West Nile – October 2018


A 54-year-old woman with past medical history of stage III uterine carcinosarcoma, currently receiving treatment with Keytruda, who presents with new numerous floaters in both eyes for several days as well as flashing lights in the periphery of her right eye. Symptoms began two to three weeks prior, but worsened since. Of note, she was recently hospitalized for fevers and headaches and was diagnosed with aseptic meningitis, but had been discharged the day prior to presentation.

POH/PMH: Stage III uterine carcinosarcoma, peripheral neuropathy (thought secondary to chemotherapy), asthma, COPD

Social History: Tobacco use (Smoker)


Visual acuity is 20/20-2 in the right eye and 20/25+2 in the left eye. Intraocular pressure is 7 and 4, respectively.

Anterior segment examination is remarkable for 1+ anterior chamber cell in both eyes. There is trace nuclear sclerosis noted bilaterally.

Posterior segment examination is notable for numerous circular white-yellow lesions with a creamy appearance, seemingly deep to the retina in both eyes, though the right appears more affected than the left. No vitritis is noted in either eye.

Differential Diagnosis

  • Multifocal Choroiditis
  • Presumed Ocular Histoplasmosis
  • Birdshot Chorioretinitis
  • Sarcoidosis
  • Lymphoma
  • Metastatic Disease
  • Infectious Chorioretinitis
    • Syphilis
    • Tuberculosis
    • West Nile Virus
    • Rift Valley Fever
    • HSV/VZV

OCT of the macula was normal in both eyes, showing no subretinal fluid or macular edema with normal foveal contours.Fluorescein angiography demonstrates numerous foci of hypofluorescence surrounded by a ring of hyperfluorescence, which correlate to the lesions noted above.

Fundus autofluorescence shows multiple foci of hypoautofluorescence which also correlate with the lesions noted on examination.

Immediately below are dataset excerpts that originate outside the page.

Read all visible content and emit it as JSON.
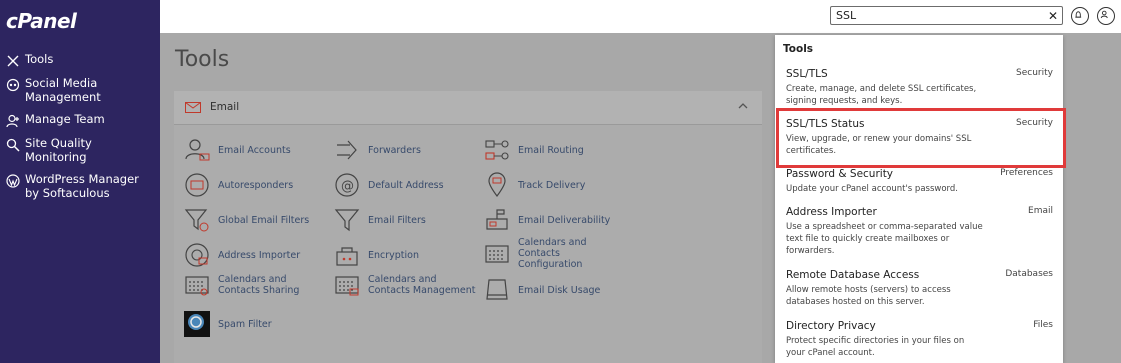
{
  "brand": "cPanel",
  "sidebar": {
    "items": [
      {
        "label": "Tools",
        "icon": "tools-icon"
      },
      {
        "label": "Social Media Management",
        "icon": "social-media-icon"
      },
      {
        "label": "Manage Team",
        "icon": "manage-team-icon"
      },
      {
        "label": "Site Quality Monitoring",
        "icon": "site-quality-icon"
      },
      {
        "label": "WordPress Manager by Softaculous",
        "icon": "wordpress-icon"
      }
    ]
  },
  "header": {
    "search_value": "SSL",
    "clear_icon": "close-icon",
    "bell_icon": "bell-icon",
    "user_icon": "user-icon"
  },
  "main": {
    "title": "Tools",
    "email_panel": {
      "title": "Email",
      "tools": [
        {
          "label": "Email Accounts",
          "icon": "email-accounts-icon"
        },
        {
          "label": "Forwarders",
          "icon": "forwarders-icon"
        },
        {
          "label": "Email Routing",
          "icon": "email-routing-icon"
        },
        {
          "label": "Autoresponders",
          "icon": "autoresponders-icon"
        },
        {
          "label": "Default Address",
          "icon": "default-address-icon"
        },
        {
          "label": "Track Delivery",
          "icon": "track-delivery-icon"
        },
        {
          "label": "Global Email Filters",
          "icon": "global-email-filters-icon"
        },
        {
          "label": "Email Filters",
          "icon": "email-filters-icon"
        },
        {
          "label": "Email Deliverability",
          "icon": "email-deliverability-icon"
        },
        {
          "label": "Address Importer",
          "icon": "address-importer-icon"
        },
        {
          "label": "Encryption",
          "icon": "encryption-icon"
        },
        {
          "label": "Calendars and Contacts Configuration",
          "icon": "calendars-config-icon"
        },
        {
          "label": "Calendars and Contacts Sharing",
          "icon": "calendars-sharing-icon"
        },
        {
          "label": "Calendars and Contacts Management",
          "icon": "calendars-management-icon"
        },
        {
          "label": "Email Disk Usage",
          "icon": "email-disk-usage-icon"
        },
        {
          "label": "Spam Filter",
          "icon": "spam-filter-icon"
        }
      ]
    }
  },
  "dropdown": {
    "heading": "Tools",
    "results": [
      {
        "name": "SSL/TLS",
        "category": "Security",
        "description": "Create, manage, and delete SSL certificates, signing requests, and keys."
      },
      {
        "name": "SSL/TLS Status",
        "category": "Security",
        "description": "View, upgrade, or renew your domains' SSL certificates."
      },
      {
        "name": "Password & Security",
        "category": "Preferences",
        "description": "Update your cPanel account's password."
      },
      {
        "name": "Address Importer",
        "category": "Email",
        "description": "Use a spreadsheet or comma-separated value text file to quickly create mailboxes or forwarders."
      },
      {
        "name": "Remote Database Access",
        "category": "Databases",
        "description": "Allow remote hosts (servers) to access databases hosted on this server."
      },
      {
        "name": "Directory Privacy",
        "category": "Files",
        "description": "Protect specific directories in your files on your cPanel account."
      }
    ]
  },
  "colors": {
    "sidebar_bg": "#2d2560",
    "highlight_border": "#e03a3a",
    "link_text": "#374a6b"
  }
}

Diagnosis: West Nile Virus Chorioretinitis

West Nile Virus is a single-stranded RNA flavivirus which belongs to the Japanese encephalitis virus serocomplex.. It is a zoonotic disease transmitted by mosquito vector. About 20% of infected humans have symptoms of febrile illness, including headache, malaise, and nausea which typically develop 2 to 14 days following infection and resolve after one week. Only 1/150 infected individuals go on to develop meningioencephalitis.

The most frequently noted ophthalmic complication of the disease is a multifocal chorioretinitis, which is most often bilateral and present at initial presentation. Other known ophthalmic manifestations include retinal hemorrhages, retinal vasculitis, and optic neuritis.

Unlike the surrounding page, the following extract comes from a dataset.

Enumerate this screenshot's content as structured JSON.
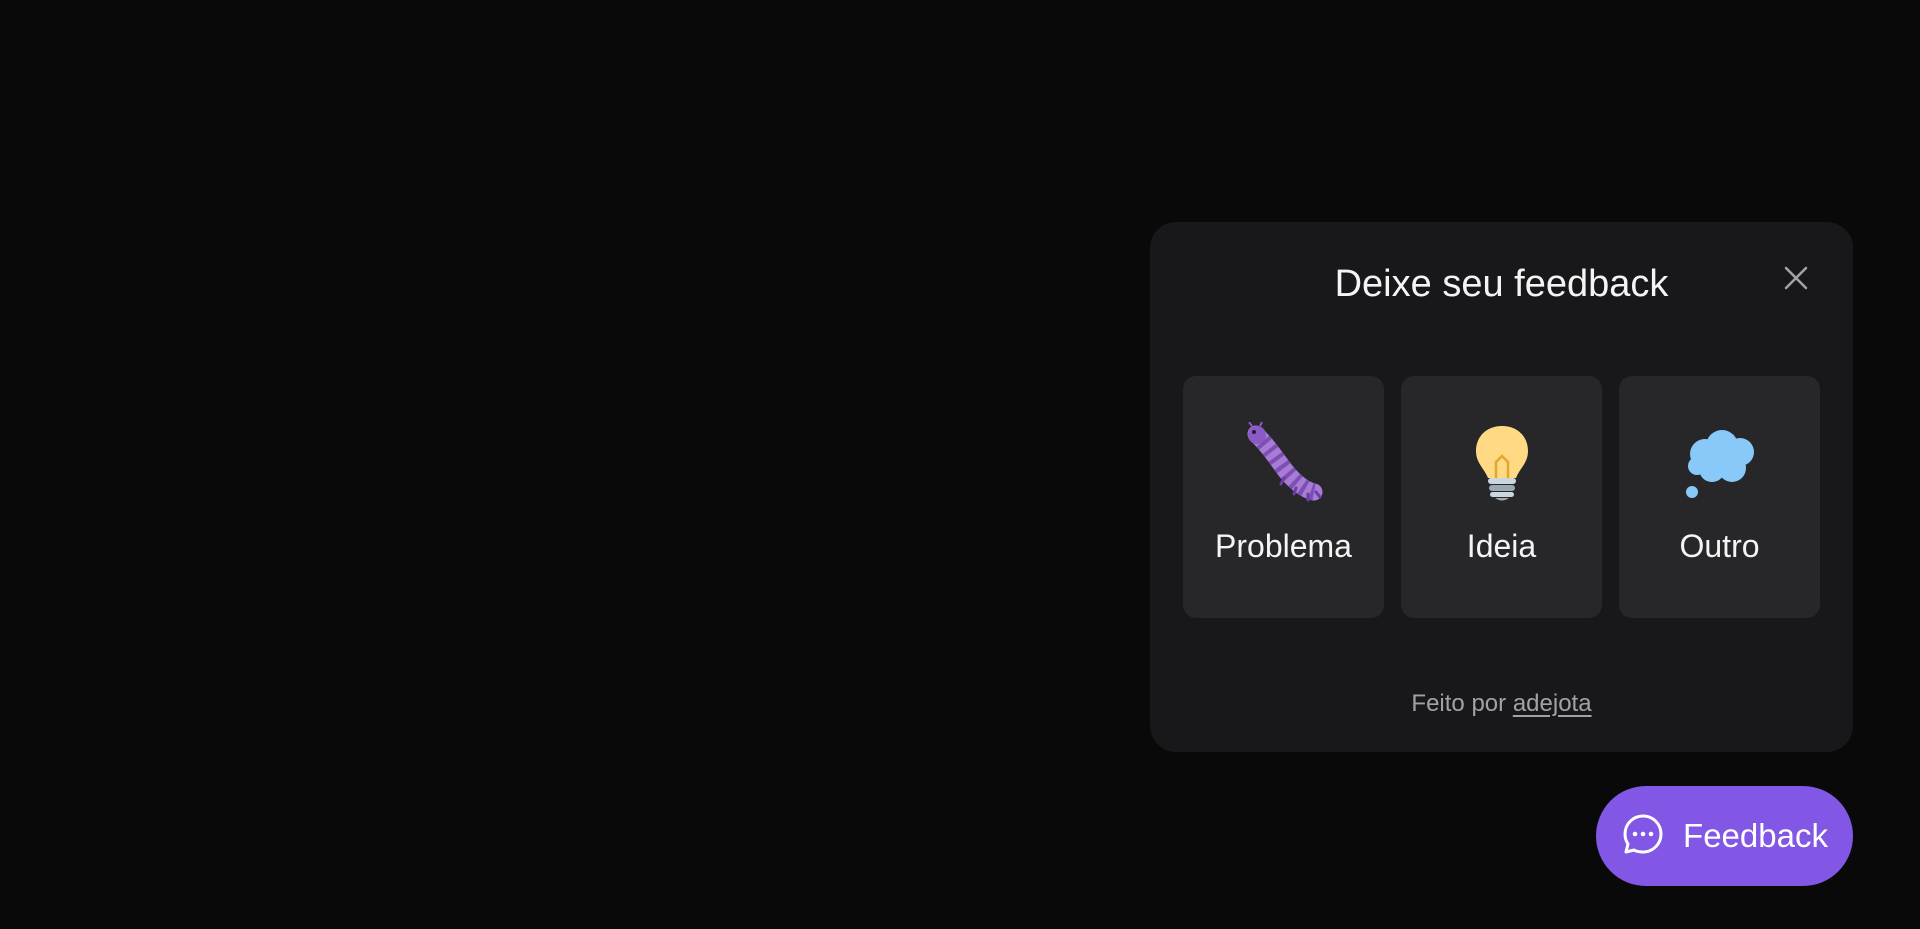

Classically, the posterior pole lesions seen in the context of infection with West Nile Virus are described as round and creamy yellow-white in appearance. They are typically numerous and often are seen to radiate in linear patterns from the optic disc, as was seen in our patient’s right eye. On Fluorescein angiogram, these lesions are typically seen as hypofluorescent spots surrounded by a ring of hyperfluorescence indicative of staining in late phases.

The diagnosis in this case was not made only based on fundus appearance, but also on confirmatory laboratory testing. Our patient tested positive for serum IgM to West Nile Virus, which is highly indicative of active or recent infection.

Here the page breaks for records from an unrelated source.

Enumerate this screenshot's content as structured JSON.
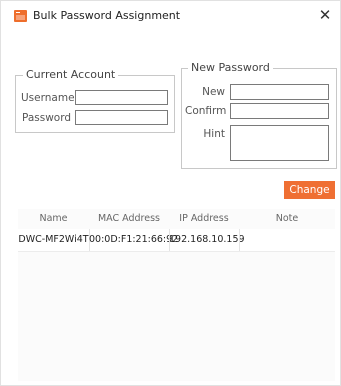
{
  "window": {
    "title": "Bulk Password Assignment"
  },
  "current_account": {
    "legend": "Current Account",
    "username_label": "Username",
    "password_label": "Password",
    "username_value": "",
    "password_value": ""
  },
  "new_password": {
    "legend": "New Password",
    "new_label": "New",
    "confirm_label": "Confirm",
    "hint_label": "Hint",
    "new_value": "",
    "confirm_value": "",
    "hint_value": ""
  },
  "actions": {
    "change_label": "Change"
  },
  "table": {
    "columns": [
      "Name",
      "MAC Address",
      "IP Address",
      "Note"
    ],
    "rows": [
      {
        "name": "DWC-MF2Wi4T",
        "mac": "00:0D:F1:21:66:92",
        "ip": "192.168.10.159",
        "note": ""
      }
    ]
  },
  "colors": {
    "accent": "#ef6f33",
    "icon": "#ee6e2c"
  },
  "icons": {
    "app": "app-icon",
    "close": "close-icon"
  }
}
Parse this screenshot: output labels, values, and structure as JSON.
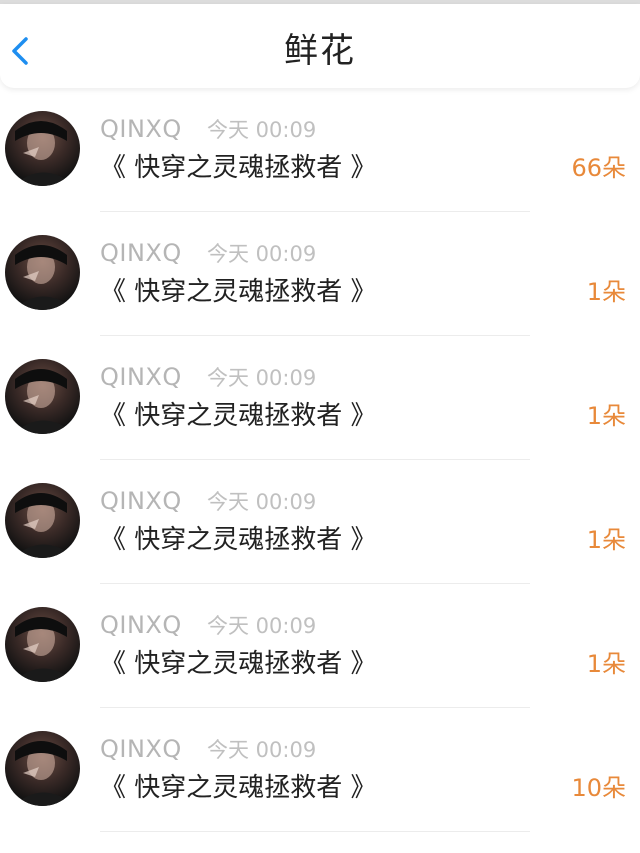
{
  "header": {
    "title": "鲜花",
    "back_icon": "chevron-left-icon",
    "accent": "#1e8ef0"
  },
  "rows": [
    {
      "user": "QINXQ",
      "time": "今天 00:09",
      "book": "《 快穿之灵魂拯救者 》",
      "count": "66朵"
    },
    {
      "user": "QINXQ",
      "time": "今天 00:09",
      "book": "《 快穿之灵魂拯救者 》",
      "count": "1朵"
    },
    {
      "user": "QINXQ",
      "time": "今天 00:09",
      "book": "《 快穿之灵魂拯救者 》",
      "count": "1朵"
    },
    {
      "user": "QINXQ",
      "time": "今天 00:09",
      "book": "《 快穿之灵魂拯救者 》",
      "count": "1朵"
    },
    {
      "user": "QINXQ",
      "time": "今天 00:09",
      "book": "《 快穿之灵魂拯救者 》",
      "count": "1朵"
    },
    {
      "user": "QINXQ",
      "time": "今天 00:09",
      "book": "《 快穿之灵魂拯救者 》",
      "count": "10朵"
    }
  ],
  "colors": {
    "count": "#e8893a",
    "name": "#b5b5b5"
  }
}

Infection with West Nile virus is most often self-limited. There is no universally accepted treatment for West Nile Virus infection so care remains predominantly supportive.


  1. Khairallah, Moncef, et al. “Chorioretinal involvement in patients with West Nile virus infection.” Ophthalmology111.11 (2004): 2065-2070.
  2. Anninger, William V., et al. “West Nile virus-associated optic neuritis and chorioretinitis.” American journal of ophthalmology136.6 (2003): 1183-1185.
  3. Chan, Clement K., et al. “Ocular features of West Nile virus infection in North America: a study of 14 eyes.” Ophthalmology113.9 (2006): 1539-1546.